The IPCC said in a statement on Saturday, “We are in close contact with Mark Duggan’s family and today supported 14 family members and friends in viewing and formally identifying Duggan’s body.”

The British Home Office has condemned the violence. “Such disregard for public safety and property will not be tolerated, and the Metropolitan Police have my full support in restoring order.”

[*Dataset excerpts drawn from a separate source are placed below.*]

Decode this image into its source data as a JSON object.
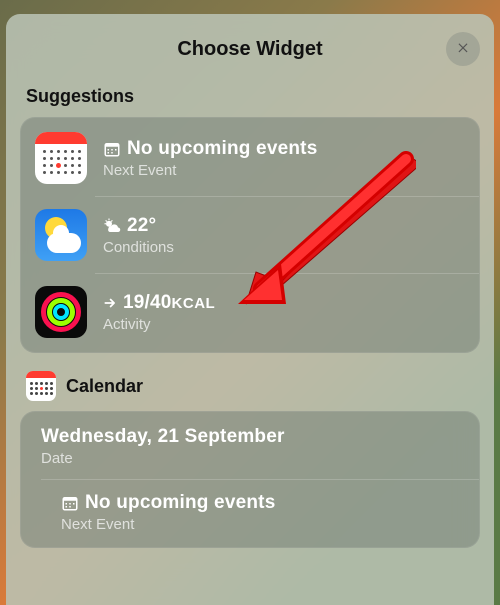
{
  "header": {
    "title": "Choose Widget"
  },
  "sections": {
    "suggestions": {
      "label": "Suggestions",
      "items": [
        {
          "icon": "calendar",
          "title": "No upcoming events",
          "subtitle": "Next Event",
          "glyph": "calendar-grid"
        },
        {
          "icon": "weather",
          "title": "22°",
          "subtitle": "Conditions",
          "glyph": "sun-cloud"
        },
        {
          "icon": "activity",
          "title_prefix": "→ ",
          "title_value": "19/40",
          "title_unit": "KCAL",
          "subtitle": "Activity",
          "glyph": "arrow-right"
        }
      ]
    },
    "calendar": {
      "label": "Calendar",
      "items": [
        {
          "title": "Wednesday, 21 September",
          "subtitle": "Date"
        },
        {
          "title": "No upcoming events",
          "subtitle": "Next Event",
          "glyph": "calendar-grid"
        }
      ]
    }
  }
}
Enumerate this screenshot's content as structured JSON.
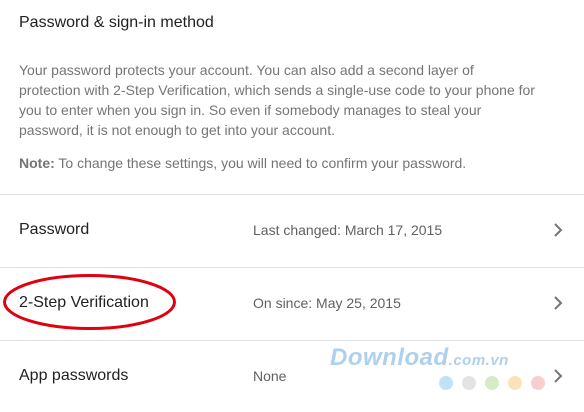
{
  "heading": "Password & sign-in method",
  "description": "Your password protects your account. You can also add a second layer of protection with 2-Step Verification, which sends a single-use code to your phone for you to enter when you sign in. So even if somebody manages to steal your password, it is not enough to get into your account.",
  "note": {
    "prefix": "Note:",
    "text": " To change these settings, you will need to confirm your password."
  },
  "rows": [
    {
      "label": "Password",
      "value": "Last changed: March 17, 2015",
      "icon": "chevron-right-icon"
    },
    {
      "label": "2-Step Verification",
      "value": "On since: May 25, 2015",
      "icon": "chevron-right-icon",
      "highlighted": true
    },
    {
      "label": "App passwords",
      "value": "None",
      "icon": "chevron-right-icon"
    }
  ],
  "highlight_color": "#e0000f",
  "watermark": {
    "brand": "Download",
    "suffix": ".com.vn"
  },
  "watermark_dots": [
    "#bfe3f5",
    "#e3e3e3",
    "#d5ecc6",
    "#fbe3b8",
    "#f8cfd0"
  ]
}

Tottenham has the highest unemployment rate in London and is often a flash point for gang violence in crime. It also has a history of racial tensions, particularly between police and the sizable African-Caribbean community.

MP Lammy, in his interview with BBC, drew a distinction to the Broadwater Farm riots in 1985, where a policeman was killed and two were shot. At the time, policing was said to be heavy-handed with 500 police using riot gear and tear gas within the Broadwater Farm estate.

The fighting began after a black woman died of a heart attack when police raided her home. This was during a time high tension between the mostly black community and the 90 percent white local police force.

That was a fight with the police, Lammy said. This was an attack on Tottenham itself.